I am probably the last person who should be talking about dressing well to make a good first impression. No joke, I am the queen of the workout look. That’s not to say I work out a lot (or at all), but I like the clothes! That being said, first impressions do make a difference! While it’s not imperative you show up in your show clothes, your horse should certainly look their best to meet any prospective purchasers.
For your horse, this can mean detangling, brushing, trimming and possibly pulling their mane and tail. When I say “pulling” I don’t mean you have to pull their mane and tail – you can cheat and trim with scissors or a razor comb – just make sure it still looks good! The goal here is to show off your horse in the best possible light. Your horse should also have a nice, neat bridle path.
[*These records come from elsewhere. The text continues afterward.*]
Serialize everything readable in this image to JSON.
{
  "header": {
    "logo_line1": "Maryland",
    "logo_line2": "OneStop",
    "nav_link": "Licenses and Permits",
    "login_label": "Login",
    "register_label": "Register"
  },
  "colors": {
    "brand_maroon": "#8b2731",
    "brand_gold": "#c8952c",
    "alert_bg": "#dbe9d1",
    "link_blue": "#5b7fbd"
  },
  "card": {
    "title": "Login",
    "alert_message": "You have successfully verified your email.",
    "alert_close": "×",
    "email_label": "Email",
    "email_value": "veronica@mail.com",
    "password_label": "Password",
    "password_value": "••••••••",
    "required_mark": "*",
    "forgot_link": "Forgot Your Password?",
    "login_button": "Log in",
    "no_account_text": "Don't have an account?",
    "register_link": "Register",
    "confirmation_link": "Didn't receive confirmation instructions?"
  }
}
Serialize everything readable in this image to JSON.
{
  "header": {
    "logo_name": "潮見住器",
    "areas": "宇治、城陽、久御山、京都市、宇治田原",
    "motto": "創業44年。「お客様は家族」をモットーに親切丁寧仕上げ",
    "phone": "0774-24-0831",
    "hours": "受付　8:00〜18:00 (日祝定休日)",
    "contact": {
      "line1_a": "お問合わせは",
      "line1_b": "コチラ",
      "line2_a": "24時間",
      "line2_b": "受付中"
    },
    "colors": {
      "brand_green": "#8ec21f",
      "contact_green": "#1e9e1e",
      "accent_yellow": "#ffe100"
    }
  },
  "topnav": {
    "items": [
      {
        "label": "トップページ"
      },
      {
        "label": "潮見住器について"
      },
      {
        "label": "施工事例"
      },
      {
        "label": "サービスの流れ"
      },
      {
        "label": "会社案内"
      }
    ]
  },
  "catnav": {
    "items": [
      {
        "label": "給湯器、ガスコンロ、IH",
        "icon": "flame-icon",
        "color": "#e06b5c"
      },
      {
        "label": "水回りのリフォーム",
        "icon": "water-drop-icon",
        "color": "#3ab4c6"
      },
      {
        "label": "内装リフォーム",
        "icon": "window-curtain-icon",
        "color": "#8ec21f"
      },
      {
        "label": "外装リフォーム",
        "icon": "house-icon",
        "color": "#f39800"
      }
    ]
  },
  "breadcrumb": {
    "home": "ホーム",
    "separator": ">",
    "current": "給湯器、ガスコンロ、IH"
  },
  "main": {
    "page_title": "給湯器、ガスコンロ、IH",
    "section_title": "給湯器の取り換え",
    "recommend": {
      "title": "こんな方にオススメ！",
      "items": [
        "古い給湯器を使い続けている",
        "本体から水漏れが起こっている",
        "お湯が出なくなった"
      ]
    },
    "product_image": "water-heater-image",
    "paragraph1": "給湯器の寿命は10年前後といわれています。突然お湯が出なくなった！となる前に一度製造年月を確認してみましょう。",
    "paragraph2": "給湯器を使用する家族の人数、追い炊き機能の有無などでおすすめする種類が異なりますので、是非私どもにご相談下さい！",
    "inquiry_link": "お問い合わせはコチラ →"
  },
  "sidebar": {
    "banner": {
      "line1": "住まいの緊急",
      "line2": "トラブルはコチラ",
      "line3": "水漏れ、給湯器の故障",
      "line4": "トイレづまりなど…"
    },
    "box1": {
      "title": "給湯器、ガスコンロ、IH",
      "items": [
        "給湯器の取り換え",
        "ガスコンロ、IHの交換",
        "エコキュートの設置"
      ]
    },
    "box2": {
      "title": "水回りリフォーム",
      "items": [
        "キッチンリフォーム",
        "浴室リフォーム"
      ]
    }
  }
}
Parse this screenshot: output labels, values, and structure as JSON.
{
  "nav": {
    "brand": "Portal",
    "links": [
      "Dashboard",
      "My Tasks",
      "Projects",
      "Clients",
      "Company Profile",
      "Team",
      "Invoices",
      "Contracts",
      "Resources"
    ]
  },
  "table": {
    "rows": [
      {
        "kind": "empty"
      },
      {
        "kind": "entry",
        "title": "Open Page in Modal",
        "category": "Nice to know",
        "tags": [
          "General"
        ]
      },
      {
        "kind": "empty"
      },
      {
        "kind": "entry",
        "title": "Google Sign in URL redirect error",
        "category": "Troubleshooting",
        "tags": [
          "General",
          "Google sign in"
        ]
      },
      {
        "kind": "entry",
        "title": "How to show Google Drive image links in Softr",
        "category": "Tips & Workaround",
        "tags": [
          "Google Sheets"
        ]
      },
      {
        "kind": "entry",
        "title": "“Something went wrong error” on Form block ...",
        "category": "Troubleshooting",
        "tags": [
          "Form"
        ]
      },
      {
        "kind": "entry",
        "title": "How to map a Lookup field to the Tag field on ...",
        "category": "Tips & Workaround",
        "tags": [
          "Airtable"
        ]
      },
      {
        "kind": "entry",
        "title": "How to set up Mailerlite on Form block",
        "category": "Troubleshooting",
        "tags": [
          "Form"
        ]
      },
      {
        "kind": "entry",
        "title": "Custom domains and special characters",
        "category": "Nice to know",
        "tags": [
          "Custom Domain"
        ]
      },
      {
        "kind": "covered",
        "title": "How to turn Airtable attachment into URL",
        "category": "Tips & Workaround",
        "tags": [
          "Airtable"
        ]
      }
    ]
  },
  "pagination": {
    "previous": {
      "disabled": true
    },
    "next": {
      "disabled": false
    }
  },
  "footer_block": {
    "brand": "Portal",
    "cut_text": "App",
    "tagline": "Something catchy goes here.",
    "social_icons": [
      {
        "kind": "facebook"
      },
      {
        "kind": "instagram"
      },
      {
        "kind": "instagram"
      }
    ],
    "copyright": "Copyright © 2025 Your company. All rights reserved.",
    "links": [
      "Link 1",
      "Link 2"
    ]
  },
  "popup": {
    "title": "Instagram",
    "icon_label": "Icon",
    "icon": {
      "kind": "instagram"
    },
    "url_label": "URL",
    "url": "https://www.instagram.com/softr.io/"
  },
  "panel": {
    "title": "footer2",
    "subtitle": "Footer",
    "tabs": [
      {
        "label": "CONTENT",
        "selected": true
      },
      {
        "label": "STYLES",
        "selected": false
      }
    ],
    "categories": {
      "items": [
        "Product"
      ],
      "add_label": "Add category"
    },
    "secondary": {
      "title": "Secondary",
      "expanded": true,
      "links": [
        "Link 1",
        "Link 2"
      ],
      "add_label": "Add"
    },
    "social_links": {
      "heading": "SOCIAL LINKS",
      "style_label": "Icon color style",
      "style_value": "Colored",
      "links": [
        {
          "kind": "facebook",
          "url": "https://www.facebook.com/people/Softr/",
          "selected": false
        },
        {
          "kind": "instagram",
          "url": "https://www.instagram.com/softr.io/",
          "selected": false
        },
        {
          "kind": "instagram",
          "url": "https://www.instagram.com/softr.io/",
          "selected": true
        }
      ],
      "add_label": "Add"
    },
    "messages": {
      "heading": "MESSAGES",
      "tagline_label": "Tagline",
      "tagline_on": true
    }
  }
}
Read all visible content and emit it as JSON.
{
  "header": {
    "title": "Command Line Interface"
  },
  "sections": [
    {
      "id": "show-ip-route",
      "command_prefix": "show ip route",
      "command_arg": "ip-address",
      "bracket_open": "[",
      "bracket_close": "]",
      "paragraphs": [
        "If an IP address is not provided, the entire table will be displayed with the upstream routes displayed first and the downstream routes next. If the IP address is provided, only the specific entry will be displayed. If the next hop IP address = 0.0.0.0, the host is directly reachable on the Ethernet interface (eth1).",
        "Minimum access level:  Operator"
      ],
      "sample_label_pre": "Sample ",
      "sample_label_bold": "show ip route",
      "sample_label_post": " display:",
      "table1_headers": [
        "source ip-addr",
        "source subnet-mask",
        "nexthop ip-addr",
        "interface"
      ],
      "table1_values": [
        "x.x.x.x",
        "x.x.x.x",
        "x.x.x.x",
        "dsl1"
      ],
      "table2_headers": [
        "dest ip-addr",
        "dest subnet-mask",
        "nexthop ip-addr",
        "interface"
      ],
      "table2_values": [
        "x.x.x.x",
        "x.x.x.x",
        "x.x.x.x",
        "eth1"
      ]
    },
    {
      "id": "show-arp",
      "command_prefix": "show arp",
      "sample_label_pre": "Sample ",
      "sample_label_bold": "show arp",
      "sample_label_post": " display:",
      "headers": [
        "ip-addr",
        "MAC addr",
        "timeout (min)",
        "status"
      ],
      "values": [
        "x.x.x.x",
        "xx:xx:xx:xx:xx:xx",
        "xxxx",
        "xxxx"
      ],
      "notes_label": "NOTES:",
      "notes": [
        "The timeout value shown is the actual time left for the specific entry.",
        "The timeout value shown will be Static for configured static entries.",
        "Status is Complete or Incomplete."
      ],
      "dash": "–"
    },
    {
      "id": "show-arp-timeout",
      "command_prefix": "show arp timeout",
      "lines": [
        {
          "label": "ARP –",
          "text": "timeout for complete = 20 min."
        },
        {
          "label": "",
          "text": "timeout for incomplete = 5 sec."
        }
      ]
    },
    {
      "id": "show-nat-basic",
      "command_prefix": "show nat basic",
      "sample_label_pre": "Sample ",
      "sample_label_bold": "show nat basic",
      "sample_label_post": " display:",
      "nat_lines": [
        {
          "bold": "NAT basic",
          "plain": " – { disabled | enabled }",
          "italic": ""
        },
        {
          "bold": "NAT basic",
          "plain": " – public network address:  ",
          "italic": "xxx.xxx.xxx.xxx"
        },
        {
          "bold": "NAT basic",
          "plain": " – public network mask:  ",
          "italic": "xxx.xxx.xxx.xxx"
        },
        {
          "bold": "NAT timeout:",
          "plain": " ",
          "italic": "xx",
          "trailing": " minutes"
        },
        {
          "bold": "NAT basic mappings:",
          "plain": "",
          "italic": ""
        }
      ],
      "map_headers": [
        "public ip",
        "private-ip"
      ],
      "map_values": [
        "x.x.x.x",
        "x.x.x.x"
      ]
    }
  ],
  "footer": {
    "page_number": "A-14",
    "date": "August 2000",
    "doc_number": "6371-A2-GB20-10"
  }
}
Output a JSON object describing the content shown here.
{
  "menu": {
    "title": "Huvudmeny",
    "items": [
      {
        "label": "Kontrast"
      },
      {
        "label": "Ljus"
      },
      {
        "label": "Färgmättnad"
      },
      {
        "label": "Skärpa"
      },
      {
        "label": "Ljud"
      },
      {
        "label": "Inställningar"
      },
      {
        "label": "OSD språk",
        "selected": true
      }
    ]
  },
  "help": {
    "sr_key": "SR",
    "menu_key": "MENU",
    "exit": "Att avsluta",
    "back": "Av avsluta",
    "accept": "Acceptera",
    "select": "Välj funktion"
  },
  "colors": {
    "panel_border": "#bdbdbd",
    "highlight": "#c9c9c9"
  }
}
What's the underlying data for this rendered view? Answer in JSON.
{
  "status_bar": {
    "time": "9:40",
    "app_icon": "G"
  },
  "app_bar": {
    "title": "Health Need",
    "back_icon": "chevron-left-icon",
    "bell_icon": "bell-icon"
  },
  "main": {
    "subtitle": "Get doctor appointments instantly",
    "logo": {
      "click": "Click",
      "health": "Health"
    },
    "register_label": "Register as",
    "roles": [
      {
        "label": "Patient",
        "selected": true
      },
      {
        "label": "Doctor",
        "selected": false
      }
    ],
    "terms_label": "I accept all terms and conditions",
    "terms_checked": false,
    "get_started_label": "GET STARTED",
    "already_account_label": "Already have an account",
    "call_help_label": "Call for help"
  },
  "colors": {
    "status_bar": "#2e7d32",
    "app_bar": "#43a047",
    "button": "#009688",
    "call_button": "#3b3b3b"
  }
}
Some people insist on a trimmed muzzle which, personally, I am against. Horses use those whiskers as feelers; they serve a purpose. If you’re torn on this I would suggest going with what your buyer would expect. For example, if you’re selling a young horse as a competitive hunter jumper prospect, the buyer will probably expect to see a clean shaven nose. But, if you’re selling an 18 year old draft cross as a trail mount for a retiree, they’re most likely fine with a bit of fuzz. The same goes for clipping a horse. Neither are major issues though, as in, if your horse is suitable for the potential purchaser a few extra hairs are not going to waylay the sale.
The next items of concern are mud and dirt. It doesn’t seem to matter what the season is, I know my horse is going to be dirty every time I go down to the barn! If your horse is like that you may want to get a little proactive and arrive early to clean your horse up. You may even want to consider giving them a bath a day or two before their big debut! A horse with a shiny, healthy looking coat is going to catch the eye of a buyer over a dull coat 99% of the time.
Last, but certainly not least: the feet. If your horse is due for a visit from the farrier, do not schedule an appointment for the day after a showing, schedule it for a few days before hand. This goes with the theme of putting your best foot forward – although in this case I mean it more literally! You don’t want to present a horse with long toes, it shows poor horsemanship and may cause your horse to trip or misstep more than he or she normally would. Another reason to schedule a few days before is that if anything is nicked your horse has some time to heal.
All of these things contribute to a healthy looking horse and shows that you care for him or her. This may not seem like such an important factor strictly in terms of selling, but it can subconsciously affect a purchaser’s opinion towards you and your horse. Given the choice between two similarly trained and bred horses, which would you pick? The well cared for one or the one with burrs in its tail?